I am surprised how often this question comes up. I was presenting a seminar on electric vehicles at the Institute of the Motor Industry last Wednesday and somebody asked this exact question.
The issue is that there is no such thing as ‘free’ energy - it requires energy to make energy: so for a wind turbine to generate electricity it requires wind, for a coal-fired power station to generate electricity it requires coal, and so on.
If you take a regular car alternator off the shelf, you can easily spin it around by hand. If you connect an volt-meter to the alternator when you spin it around by hand you can see that you register a voltage. Therefore, I can understand people assuming that you can therefore generate electricity from a moving vehicle.

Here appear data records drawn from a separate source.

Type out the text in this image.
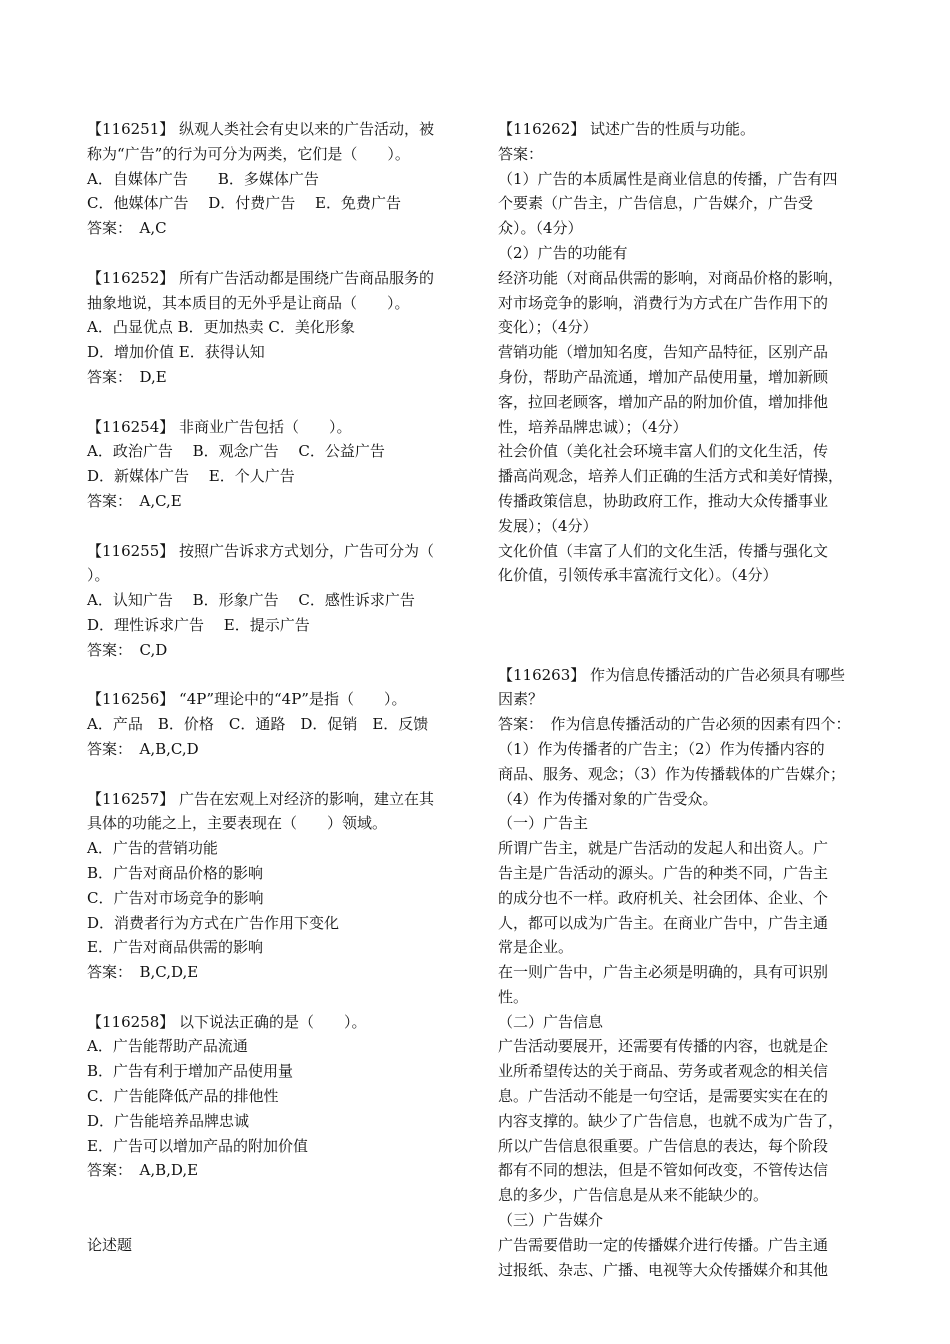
【116251】 纵观人类社会有史以来的广告活动，被
称为“广告”的行为可分为两类，它们是（　　）。
A．自媒体广告　　B．多媒体广告
C．他媒体广告　 D．付费广告　 E．免费广告
答案：　A,C
【116252】 所有广告活动都是围绕广告商品服务的
抽象地说，其本质目的无外乎是让商品（　　）。
A．凸显优点 B．更加热卖 C．美化形象
D．增加价值 E．获得认知
答案：　D,E
【116254】 非商业广告包括（　　）。
A．政治广告　 B．观念广告　 C．公益广告
D．新媒体广告　 E．个人广告
答案：　A,C,E
【116255】 按照广告诉求方式划分，广告可分为（
）。
A．认知广告　 B．形象广告　 C．感性诉求广告
D．理性诉求广告　 E．提示广告
答案：　C,D
【116256】 “4P”理论中的“4P”是指（　　）。
A．产品　B．价格　C．通路　D．促销　E．反馈
答案：　A,B,C,D
【116257】 广告在宏观上对经济的影响，建立在其
具体的功能之上，主要表现在（　　）领域。
A．广告的营销功能
B．广告对商品价格的影响
C．广告对市场竞争的影响
D．消费者行为方式在广告作用下变化
E．广告对商品供需的影响
答案：　B,C,D,E
【116258】 以下说法正确的是（　　）。
A．广告能帮助产品流通
B．广告有利于增加产品使用量
C．广告能降低产品的排他性
D．广告能培养品牌忠诚
E．广告可以增加产品的附加价值
答案：　A,B,D,E
论述题
【116262】 试述广告的性质与功能。
答案：
（1）广告的本质属性是商业信息的传播，广告有四
个要素（广告主，广告信息，广告媒介，广告受
众）。（4分）
（2）广告的功能有
经济功能（对商品供需的影响，对商品价格的影响，
对市场竞争的影响，消费行为方式在广告作用下的
变化）；（4分）
营销功能（增加知名度，告知产品特征，区别产品
身份，帮助产品流通，增加产品使用量，增加新顾
客，拉回老顾客，增加产品的附加价值，增加排他
性，培养品牌忠诚）；（4分）
社会价值（美化社会环境丰富人们的文化生活，传
播高尚观念，培养人们正确的生活方式和美好情操，
传播政策信息，协助政府工作，推动大众传播事业
发展）；（4分）
文化价值（丰富了人们的文化生活，传播与强化文
化价值，引领传承丰富流行文化）。（4分）
【116263】 作为信息传播活动的广告必须具有哪些
因素？
答案：　作为信息传播活动的广告必须的因素有四个：
（1）作为传播者的广告主；（2）作为传播内容的
商品、服务、观念；（3）作为传播载体的广告媒介；
（4）作为传播对象的广告受众。
（一）广告主
所谓广告主，就是广告活动的发起人和出资人。广
告主是广告活动的源头。广告的种类不同，广告主
的成分也不一样。政府机关、社会团体、企业、个
人，都可以成为广告主。在商业广告中，广告主通
常是企业。
在一则广告中，广告主必须是明确的，具有可识别
性。
（二）广告信息
广告活动要展开，还需要有传播的内容，也就是企
业所希望传达的关于商品、劳务或者观念的相关信
息。广告活动不能是一句空话，是需要实实在在的
内容支撑的。缺少了广告信息，也就不成为广告了，
所以广告信息很重要。广告信息的表达，每个阶段
都有不同的想法，但是不管如何改变，不管传达信
息的多少，广告信息是从来不能缺少的。
（三）广告媒介
广告需要借助一定的传播媒介进行传播。广告主通
过报纸、杂志、广播、电视等大众传播媒介和其他
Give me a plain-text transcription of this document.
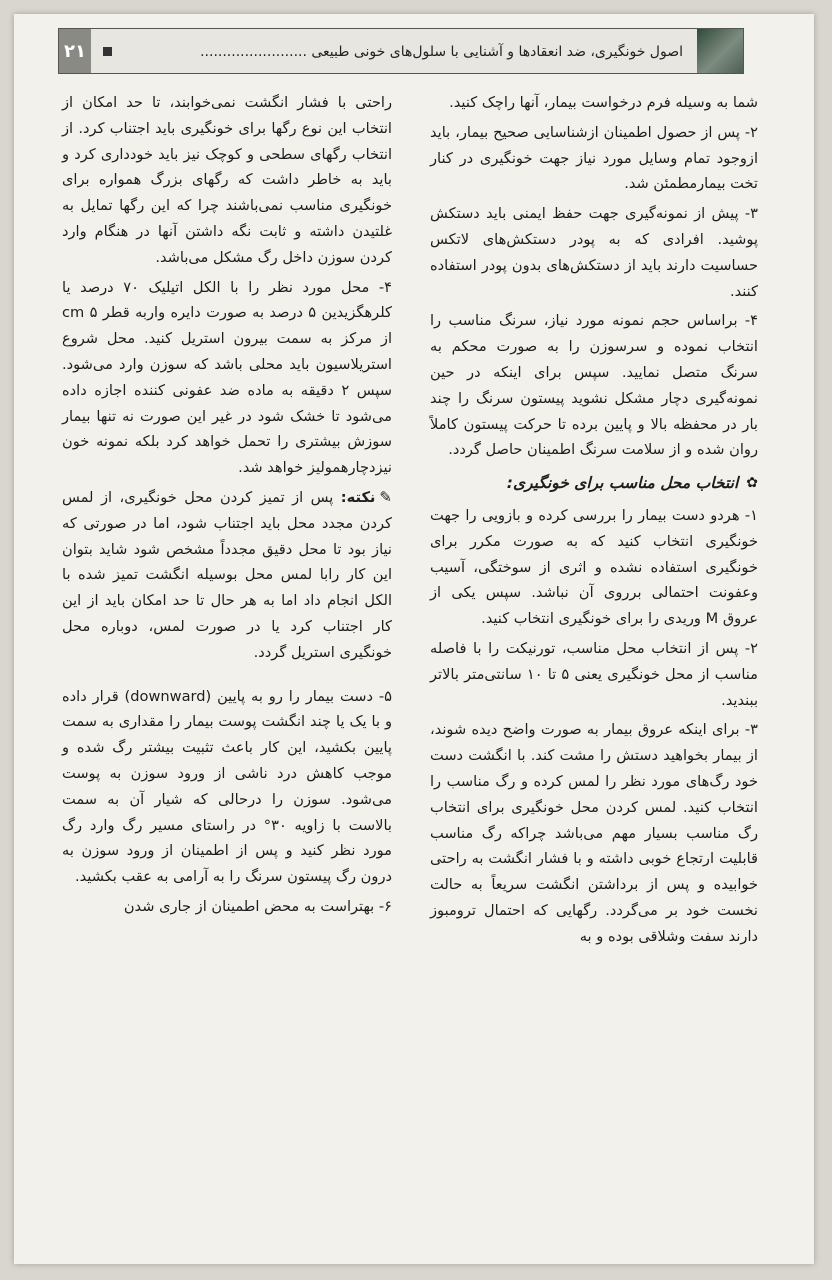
۲۱	اصول خونگیری، ضد انعقادها و آشنایی با سلول‌های خونی طبیعی ........................

شما به وسیله فرم درخواست بیمار، آنها راچک کنید.

۲- پس از حصول اطمینان ازشناسایی صحیح بیمار، باید ازوجود تمام وسایل مورد نیاز جهت خونگیری در کنار تخت بیمارمطمئن شد.

۳- پیش از نمونه‌گیری جهت حفظ ایمنی باید دستکش پوشید. افرادی که به پودر دستکش‌های لاتکس حساسیت دارند باید از دستکش‌های بدون پودر استفاده کنند.

۴- براساس حجم نمونه مورد نیاز، سرنگ مناسب را انتخاب نموده و سرسوزن را به صورت محکم به سرنگ متصل نمایید. سپس برای اینکه در حین نمونه‌گیری دچار مشکل نشوید پیستون سرنگ را چند بار در محفظه بالا و پایین برده تا حرکت پیستون کاملاً روان شده و از سلامت سرنگ اطمینان حاصل گردد.

✿
انتخاب محل مناسب برای خونگیری:

۱- هردو دست بیمار را بررسی کرده و بازویی را جهت خونگیری انتخاب کنید که به صورت مکرر برای خونگیری استفاده نشده و اثری از سوختگی، آسیب وعفونت احتمالی برروی آن نباشد. سپس یکی از عروق M وریدی را برای خونگیری انتخاب کنید.

۲- پس از انتخاب محل مناسب، تورنیکت را با فاصله مناسب از محل خونگیری یعنی ۵ تا ۱۰ سانتی‌متر بالاتر ببندید.

۳- برای اینکه عروق بیمار به صورت واضح دیده شوند، از بیمار بخواهید دستش را مشت کند. با انگشت دست خود رگ‌های مورد نظر را لمس کرده و رگ مناسب را انتخاب کنید. لمس کردن محل خونگیری برای انتخاب رگ مناسب بسیار مهم می‌باشد چراکه رگ مناسب قابلیت ارتجاع خوبی داشته و با فشار انگشت به راحتی خوابیده و پس از برداشتن انگشت سریعاً به حالت نخست خود بر می‌گردد. رگهایی که احتمال ترومبوز دارند سفت وشلاقی بوده و به

راحتی با فشار انگشت نمی‌خوابند، تا حد امکان از انتخاب این نوع رگها برای خونگیری باید اجتناب کرد. از انتخاب رگهای سطحی و کوچک نیز باید خودداری کرد و باید به خاطر داشت که رگهای بزرگ همواره برای خونگیری مناسب نمی‌باشند چرا که این رگها تمایل به غلتیدن داشته و ثابت نگه داشتن آنها در هنگام وارد کردن سوزن داخل رگ مشکل می‌باشد.

۴- محل مورد نظر را با الکل اتیلیک ۷۰ درصد یا کلرهگزیدین ۵ درصد به صورت دایره واربه قطر cm ۵ از مرکز به سمت بیرون استریل کنید. محل شروع استریلاسیون باید محلی باشد که سوزن وارد می‌شود. سپس ۲ دقیقه به ماده ضد عفونی کننده اجازه داده می‌شود تا خشک شود در غیر این صورت نه تنها بیمار سوزش بیشتری را تحمل خواهد کرد بلکه نمونه خون نیزدچارهمولیز خواهد شد.

✎نکته: پس از تمیز کردن محل خونگیری، از لمس کردن مجدد محل باید اجتناب شود، اما در صورتی که نیاز بود تا محل دقیق مجدداً مشخص شود شاید بتوان این کار رابا لمس محل بوسیله انگشت تمیز شده با الکل انجام داد اما به هر حال تا حد امکان باید از این کار اجتناب کرد یا در صورت لمس، دوباره محل خونگیری استریل گردد.

۵- دست بیمار را رو به پایین (downward) قرار داده و با یک یا چند انگشت پوست بیمار را مقداری به سمت پایین بکشید، این کار باعث تثبیت بیشتر رگ شده و موجب کاهش درد ناشی از ورود سوزن به پوست می‌شود. سوزن را درحالی که شیار آن به سمت بالاست با زاویه ۳۰° در راستای مسیر رگ وارد رگ مورد نظر کنید و پس از اطمینان از ورود سوزن به درون رگ پیستون سرنگ را به آرامی به عقب بکشید.

۶- بهتراست به محض اطمینان از جاری شدن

However, when you start putting an electrical load on the alternator and try and spin it around, you find an awful lot more resistance - you really have to work in order to turn the alternator over. In terms of effort, around 5-10% of a petrol engine’s power is used to turn the alternator - that is an awful lot of horsepower being used to generate a few hundred watts of electricity.

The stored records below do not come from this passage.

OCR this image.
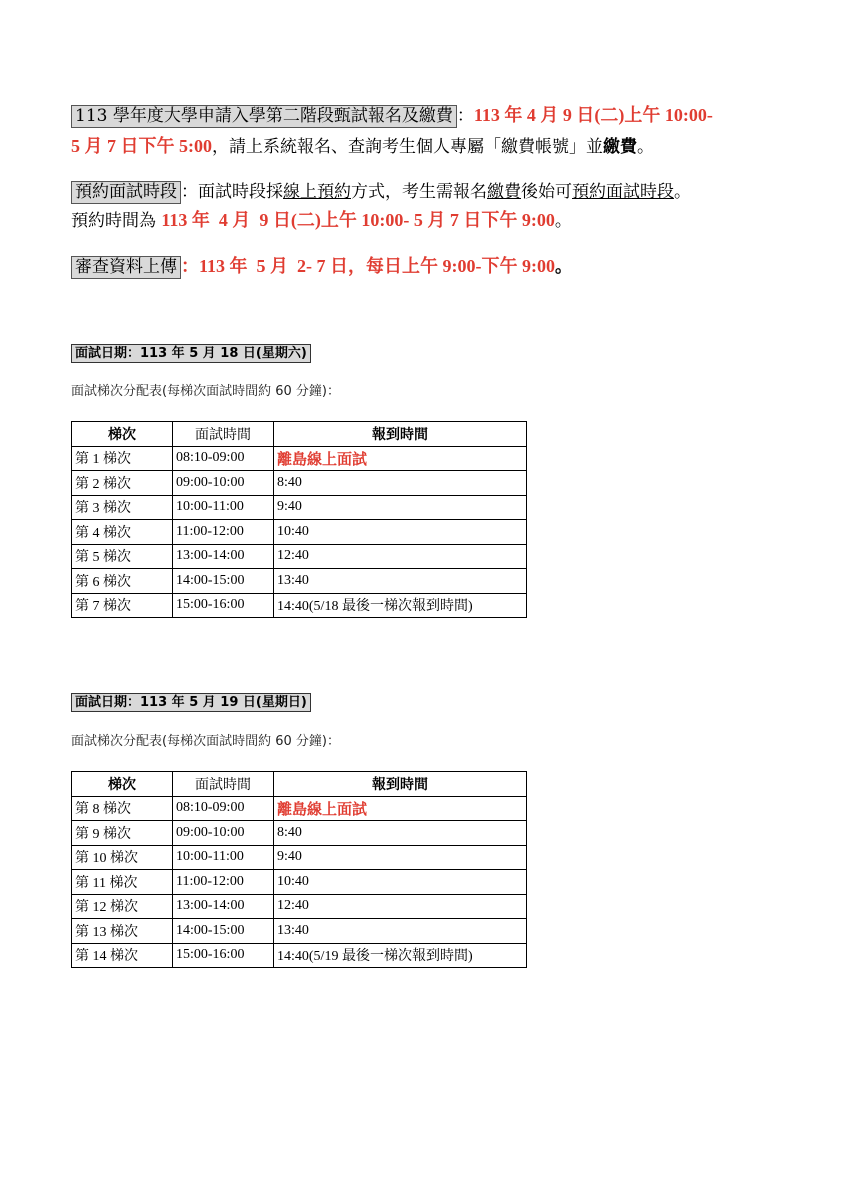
113 學年度大學申請入學第二階段甄試報名及繳費 ：113 年 4 月 9 日(二)上午 10:00-
5 月 7 日下午 5:00，請上系統報名、查詢考生個人專屬「繳費帳號」並繳費。
預約面試時段 ：面試時段採線上預約方式，考生需報名繳費後始可預約面試時段。
預約時間為 113 年  4 月  9 日(二)上午 10:00- 5 月 7 日下午 9:00。
審查資料上傳 ：113 年  5 月  2- 7 日，每日上午 9:00-下午 9:00。
面試日期：113 年 5 月 18 日(星期六)
面試梯次分配表(每梯次面試時間約 60 分鐘)：
梯次	面試時間	報到時間
第 1 梯次	08:10-09:00	離島線上面試
第 2 梯次	09:00-10:00	8:40
第 3 梯次	10:00-11:00	9:40
第 4 梯次	11:00-12:00	10:40
第 5 梯次	13:00-14:00	12:40
第 6 梯次	14:00-15:00	13:40
第 7 梯次	15:00-16:00	14:40(5/18 最後一梯次報到時間)
面試日期：113 年 5 月 19 日(星期日)
面試梯次分配表(每梯次面試時間約 60 分鐘)：
梯次	面試時間	報到時間
第 8 梯次	08:10-09:00	離島線上面試
第 9 梯次	09:00-10:00	8:40
第 10 梯次	10:00-11:00	9:40
第 11 梯次	11:00-12:00	10:40
第 12 梯次	13:00-14:00	12:40
第 13 梯次	14:00-15:00	13:40
第 14 梯次	15:00-16:00	14:40(5/19 最後一梯次報到時間)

And that is the problem, you end up putting so much energy into turning the alternator, you end up loosing out.
An electric car does have an alternator of a sorts… its an electric motor. When you stop accelerating, the electric motor starts getting turned around by the wheels and starts generating electricity to put back into the batteries. Most electric cars use this to provide ‘regenerative braking’ - using the momentum of the car to slow the car down whilst putting power back into the batteries.
I was driving a Tesla the other day and you can stop the car quite quickly using regenerative braking alone. The same is true with the G-Wiz - the first 30% of braking is all done using regenerative brakes (which in effect means you hardly ever use the mechanical braking system in normal driving).
Once you’ve experienced the braking effect of an electric car using the electric motor as an alternator, you appreciate quite how much friction is generated by an alternator when it is generating electricity - quite simply, enough to stop the car from high speed quite rapidly.
The same is true if you want to use a wind turbine on the car to generate electricity when you are going along - the additional wind resistance and friction means more energy is wasted by having to have more powerful motors to drive the car than is ever regained by the wind turbines.
All is not lost, however. There is an answer for a self-propelling electric vehicle: it’s called Solar Power.
Three electric car manufacturers have already announced solar powered cars. One is already in production whilst the other two are on the way. Meanwhile, you can buy plans for a solar powered trike on eBay with a range of 20-30 miles per day and an enterprising guy in India has recently built his own solar powered cart with a range of around 15 miles a day at speeds of up to 30mph.